Intoksikasi alcohol idiosinkrasi
Masih diperdebatkan apakah ada entitas diagnostic yang disebut intoksikasi alcohol
idiosinkrasi; DSM-IV-TR tidak menganggap kategori ini sebagai diagnosis resmi. Sejumlah
studi tercontrol baik pada orang yang dianggap mengalami gangguan ini mengundang
pertanyaan tentang kesahihan desainnya. Kondisi ini secara beragam disebut intoksikasi
alcohol patologik, berpenyulit, atipikal, dan paranoid; semua istilah ini mengindikasikan
bahwa sindrom perilaku yang berat timbul segera setelah seseorang mengonsumsi alcohol
dalam jumlah kecil yang pada sebagian besar orang akan menimbulkan efek perilaku
minimal. Diagnosis ini penting pada bidang forensic karena intoksikasi alcohol secara umum
tidak diterima sebagai alasan untuk menghakimi seseorang bahwa ia tidak dapat bertanggung
jawab atas tindakannya. Namun, intoksikasi alcohol idiosinkratik dapat digunakan sebagai
pembelaan seseorang bila seorang pengacara pembela berhasil berargumen bahwa terdakwa
mengalami reaksi patologis, idiosinkratik, dan terduga akibat alcohol dalam jumlah minimal.

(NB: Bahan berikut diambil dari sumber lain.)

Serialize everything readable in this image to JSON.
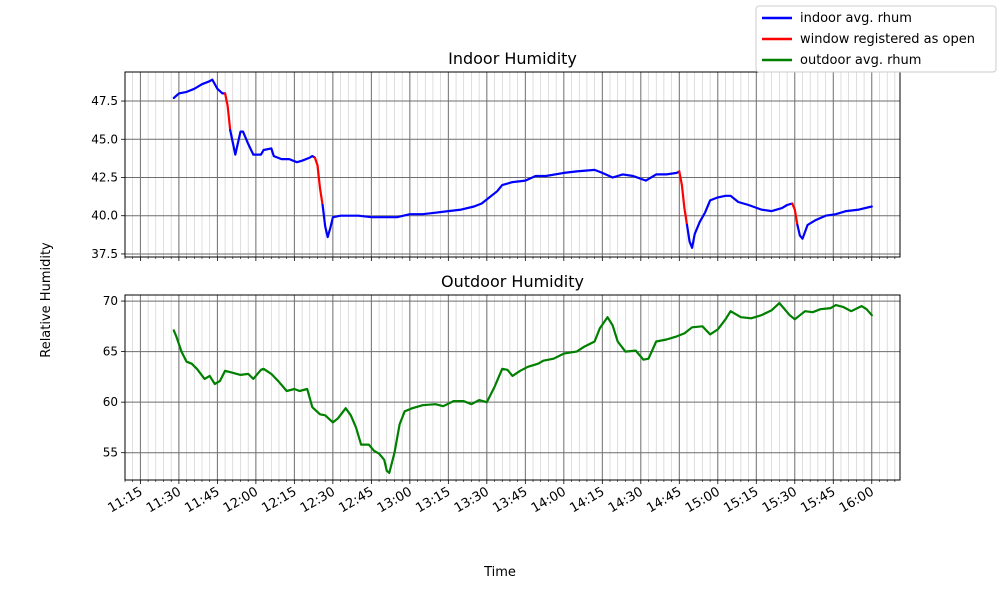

Pada laporan anekdot, orang dengan intoksikasi alcohol idiosinkratik digambarkn sebagai
orang yang mengalami kebingungan dan disorientasi serta mengalami ilusi, waham
transitorik dan halusinasi visual. Orang tersebut dapat menunjukan peningkatan aktivitas
psikomotor yang besar dan perilaku impulsive serta agresif. Mereka dapat berbahaya bagi
orang lain dan juga menunjukkan ide bunuh diri dan melakukan usaha bunuh diri. Gangguan
ini, biasanya dideskripsikan berlangsung selama beberapa jam, berakhir dalam tidur yang
panjang, dan orang yang terkena tidak dapat mengingat episode tersebut saat terbangun.
Kausa kondisi ini tidak diketahui, namun dilaporkan paling sering terjadi pada orang dengan
tingkat ansietas tinggi. Menurut sebuah hipotesis, alcohol menyebabkan disorganisasi yang
cukup berat dan hilangnya kendali terhadap pelepasan impuls agresif. Pendapat lain adalah
bahwa kerusakan otak, terutama kerusakan ensefalitik atau traumatic, mempredisposisikan
beberapa orang untuk mengalami intoleransi alcohol dan oleh karena itu, menimbulkan
perilaku abnormal setelah mengonsumsi hanya sejumlah kecil alcohol. Factor predisposisi
lain dapat mencakup bertambahnya usia, penggunaan obat hipnotik-sedatif, dan perasaan
lelah. Perilaku seseorang saat intoksikasi cenderung atipikal; setelah satu kali minum dalam
jumlah kecil, seseorang yang pendiam dan pemalu dapat menjadi mudah berkelahi dan
agresif. Dalam menangani intoksikasi alcohol idiosinkratik, klinisi sebaiknya membantu
melindungi pasien dari melukai diri sendiri dan orang lain. Fiksasi mungkin diperlukan

namun sulit dilakukan karena awitan kondisi ini mendadak. Bila pasien telah difiksasi, injeksi
obat antipsikotik, seperti haloperidol (Haldol), berguna dalam mengendalikan penyerangan.
Kondisi ini harus dibedakan dengan kausa perubahan perilaku mendadak lain, seperti epilepsi
parsial kompleks. Beberapa orang dengan gangguan ini dilaporkan menunjukkan gelombang
paku di lobus temporal pada EEG stelah mengonsumsi alcohol dalam jumlah kecil.